Evaluation of Fluoroquinolone Use in Hospice Patients (GP783)

Abstract

• Recall risks associated with fluoroquinolone use in hospice patients• Identify a process for balancing risk vs benefit of fluoroquinolones in hospice patients. Since 2004, the Food and Drug Administration (FDA) has released eight safety communications regarding serious adverse effects associated with fluoroquinolones, including peripheral neuropathy, tendonitis/tendon rupture, worsening of myasthenia gravis, central nervous system effects (confusion, hallucinations), hypoglycemia, QTc prolongation, and aortic tear/rupture. An FDA Boxed Warning was issued to reserve use of fluoroquinolones for patients with no alternative treatment options for acute bacterial sinusitis, acute bacterial exacerbation of chronic bronchitis, and uncomplicated urinary tract infections. Despite the warnings and risks, fluoroquinolone antibiotics are commonly prescribed. To evaluate risk factors for serious adverse effects in hospice patients taking fluoroquinolones. Retrospective chart review of a national hospice pharmacy provider was completed. Decedents with pharmacy claims for fluoroquinolones during January 2019 were reviewed. Demographics collected included hospice diagnoses, presence of cardiac disease or hypertension medications, concomitant corticosteroids, QTc prolonging medications, sex, and fluoroquinolone claims within 14 days of death. Nearly 15% (n=10,719) of decedents had at least one antibiotic claim during the review period, average age 80.1 years.
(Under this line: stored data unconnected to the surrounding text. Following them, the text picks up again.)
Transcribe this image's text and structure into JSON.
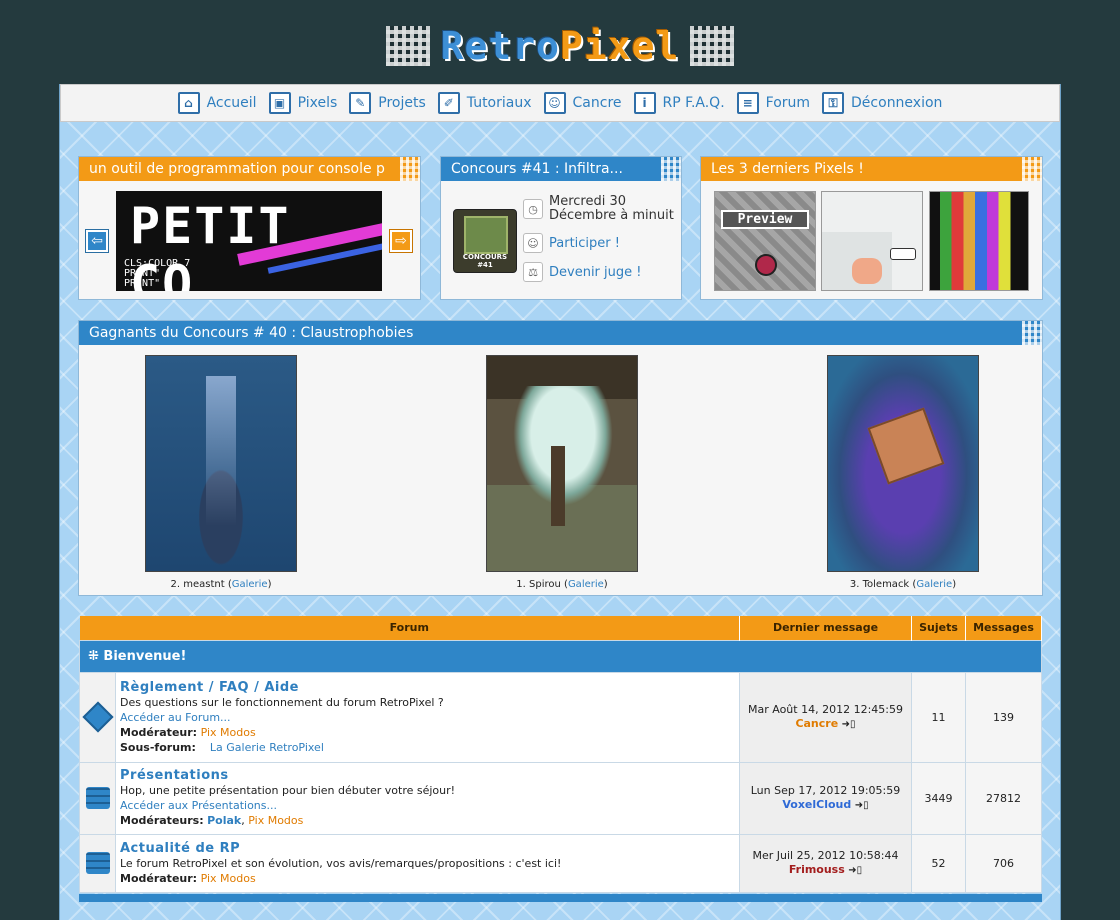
{
  "logo": {
    "part1": "Retro",
    "part2": "Pixel"
  },
  "nav": [
    {
      "label": "Accueil",
      "icon": "home-icon",
      "glyph": "⌂"
    },
    {
      "label": "Pixels",
      "icon": "box-icon",
      "glyph": "▣"
    },
    {
      "label": "Projets",
      "icon": "pencil-icon",
      "glyph": "✎"
    },
    {
      "label": "Tutoriaux",
      "icon": "ruler-icon",
      "glyph": "✐"
    },
    {
      "label": "Cancre",
      "icon": "user-icon",
      "glyph": "☺"
    },
    {
      "label": "RP F.A.Q.",
      "icon": "info-icon",
      "glyph": "i"
    },
    {
      "label": "Forum",
      "icon": "chat-icon",
      "glyph": "≡"
    },
    {
      "label": "Déconnexion",
      "icon": "lock-icon",
      "glyph": "⚿"
    }
  ],
  "tool_panel": {
    "title": "un outil de programmation pour console p",
    "banner_text": "PETIT CO",
    "code": "CLS:COLOR 7\nPRINT\"\nPRINT\"",
    "prev_glyph": "⇦",
    "next_glyph": "⇨"
  },
  "concours_panel": {
    "title": "Concours #41 : Infiltra...",
    "badge": "CONCOURS #41",
    "date_line1": "Mercredi 30",
    "date_line2": "Décembre à minuit",
    "participate": "Participer !",
    "judge": "Devenir juge !"
  },
  "pixels_panel": {
    "title": "Les 3 derniers Pixels !",
    "preview_label": "Preview"
  },
  "winners": {
    "title": "Gagnants du Concours # 40 : Claustrophobies",
    "items": [
      {
        "caption": "2. meastnt",
        "link": "Galerie"
      },
      {
        "caption": "1. Spirou",
        "link": "Galerie"
      },
      {
        "caption": "3. Tolemack",
        "link": "Galerie"
      }
    ]
  },
  "forum": {
    "headers": {
      "forum": "Forum",
      "last": "Dernier message",
      "topics": "Sujets",
      "messages": "Messages"
    },
    "category": "Bienvenue!",
    "rows": [
      {
        "title": "Règlement / FAQ / Aide",
        "desc": "Des questions sur le fonctionnement du forum RetroPixel ?",
        "link": "Accéder au Forum...",
        "mod_label": "Modérateur:",
        "mods": [
          "Pix Modos"
        ],
        "sub_label": "Sous-forum:",
        "sub": "La Galerie RetroPixel",
        "last_date": "Mar Août 14, 2012 12:45:59",
        "last_user": "Cancre",
        "last_color": "#e07b00",
        "topics": "11",
        "messages": "139"
      },
      {
        "title": "Présentations",
        "desc": "Hop, une petite présentation pour bien débuter votre séjour!",
        "link": "Accéder aux Présentations...",
        "mod_label": "Modérateurs:",
        "mods": [
          "Polak",
          "Pix Modos"
        ],
        "last_date": "Lun Sep 17, 2012 19:05:59",
        "last_user": "VoxelCloud",
        "last_color": "#2f6ad6",
        "topics": "3449",
        "messages": "27812"
      },
      {
        "title": "Actualité de RP",
        "desc": "Le forum RetroPixel et son évolution, vos avis/remarques/propositions : c'est ici!",
        "mod_label": "Modérateur:",
        "mods": [
          "Pix Modos"
        ],
        "last_date": "Mer Juil 25, 2012 10:58:44",
        "last_user": "Frimouss",
        "last_color": "#a31d1d",
        "topics": "52",
        "messages": "706"
      }
    ]
  },
  "colors": {
    "orange": "#f39a16",
    "blue": "#2f86c8",
    "bg": "#243a3e"
  }
}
Over 24% of patients filled the fluoroquinolone within 14 days of date of death. Fluoroquinolones comprised 24.4% of claims (n=4,651), the largest percentage of all antibiotic claims. Fluoroquinolone prescriptions were predominantly ciprofloxacin (51.4%) and levofloxacin (48.6%). The top 5 hospice diagnoses in the study population were cardiac (21.4%), dementia (21.3%), pulmonary (18.3%), cancer (15.6%), and stroke (8.7%). Known QTc prolongation risk factors included female patients (60.2%), age over 65 years (86.0%), and concomitant QTc risk medication use (51.5%). Additional FDA fluoroquinolone risk factors were present: hypertension (64.1%), concomitant corticosteroid use (22.9%). Our population review illustrates high utilization of fluoroquinolones in patients with multiple risk factors for serious adverse events. Increased awareness of patient risk factors identified by FDA warnings may help promote safer antibiotic prescribing for hospice patients.